Lesson 3.4: Describing the shape of a distribution

Introduction

In this lesson, students will explore the concept of distribution shapes in data. Understanding the shape of a distribution is crucial for analyzing data and making informed decisions based on statistical analysis. By the end of this lesson, you will:

Understand what symmetry in data means and how to identify left and right skew.
Recognize the modes or peaks in a distribution and where the bulk of the data lies.
Identify outliers and gaps in data visualization.
Grasp how the shape of a distribution influences which average measure (mean, median, or mode) you might use later in your analyses.
Accurately describe the shape of a distribution based on given charts.

Understanding Distribution Shapes

What is a Distribution?

A distribution in statistics refers to the way in which the values of a dataset are spread out. It is often visualized using charts and graphs, with frequency plotted against the value of the variable. This graphical display helps in identifying patterns and trends in the data.

Symmetry in Distributions

A distribution is symmetric if its two halves are mirror images of each other. For instance, if you can fold a chart down the middle and the two sides match, then that distribution is symmetrical. The mean, median, and mode in a symmetric distribution typically coincide, suggesting a balance in the data.

Example of a Symmetric Distribution: The Normal Distribution

The Bell Curve, also known as the normal distribution, is a classic example of a symmetric distribution. In a normal distribution:

The mean ($\mu$) is equal to the median, which is equal to the mode.
The distribution is shaped like a bell and is characterized by the following equation for probability density function:

$$f(x) = \frac{1}{\sigma \sqrt{2\pi}} e^{-\frac{(x - \mu)^2}{2\sigma^2}}$$

where $\sigma$ is the standard deviation.

Skewness in Distributions

Skewness refers to the degree of asymmetry of a distribution around its mean. When a distribution is not symmetric, it can be skewed to the left or the right:

Left Skew: Data has a longer tail on the left side. The mean is typically less than the median, which is less than the mode ($\text{mean} < \text{median} < \text{mode}$).
Right Skew: Data has a longer tail on the right side. The mean is usually greater than the median, which is greater than the mode ($\text{mean} > \text{median} > \text{mode}$).

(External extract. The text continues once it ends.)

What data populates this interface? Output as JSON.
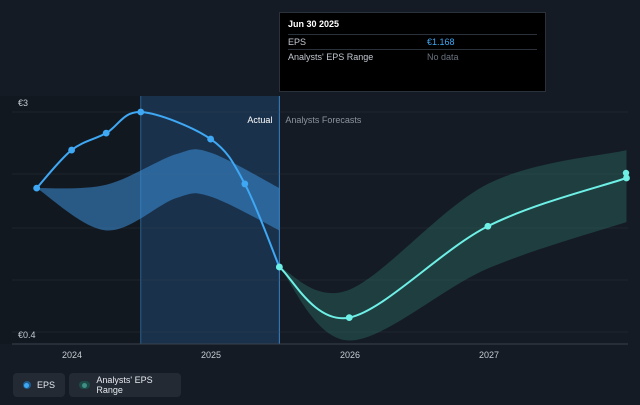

Worked Example: Consider a dataset of exam scores:

Scores	Frequency
40-49	2
50-59	5
60-69	12
70-79	15
80-89	8
90-100	3

In this case, the distribution of scores has a longer tail towards the left since fewer students scored in the lower range than in the higher range. This indicates a right-skew. The mean will be higher than the median because there are high scores from 80 to 100 that pull the average up.

Identifying the Mode

The mode is the value that appears most frequently in a dataset. In graphical terms, it is the location of the peak(s) in a distribution. A distribution can be unimodal (one peak), bimodal (two peaks), or multimodal (several peaks).

Worked Example: Consider the following dataset of ages:

Ages	Frequency
18	2
19	3
20	8
21	15
22	10
23	4
24	1

In this case, the age 21 has the highest frequency and is the mode. The data is unimodal since it has only one peak.

Spotting Outliers and Gaps

Outliers are data points that differ significantly from other observations. They can distort statistical analyses and interpretations if not handled properly. Gaps in data can also indicate anomalies or missing information.

Example: In a dataset representing the ages of people attending a class, if most ages range from 18-25 but a few data points are at 70, then these 70s could be considered outliers. Their presence might suggest a more complex picture; perhaps parents attending with their children or a misrecording error.

When drawing graphs, one can often detect outliers as points that fall far away from the majority of data points.

Choosing the Right Average

The shape of the distribution affects which average — mean, median, or mode — is most representative of the data.

In symmetric distributions, the mean is a good measure of central tendency.
In left-skewed distributions, the median is preferred over the mean as it is less affected by outliers.
In right-skewed distributions, using the median provides a better central tendency measure than the mean, which can be skewed by high values.

Conclusion

Understanding the shape of a distribution provides insight into the characteristics and tendencies of data. Recognizing whether a dataset is symmetric, left-skewed, or right-skewed allows students to choose the appropriate measures of central tendency and provides context for the data when conducting further analyses.

Study Notes

Symmetric Distribution: Data where left and right halves are mirror images. Mean = Median = Mode.
Left Skewed: Longer tail on the left, mean < median < mode.
Right Skewed: Longer tail on the right, mean > median > mode.
Mode: The most frequently occurring value in the dataset.
Outliers: Data points significantly different from others; they can skew the average.
Choosing Averages: Use the mean for symmetric distributions; the median for skewed ones.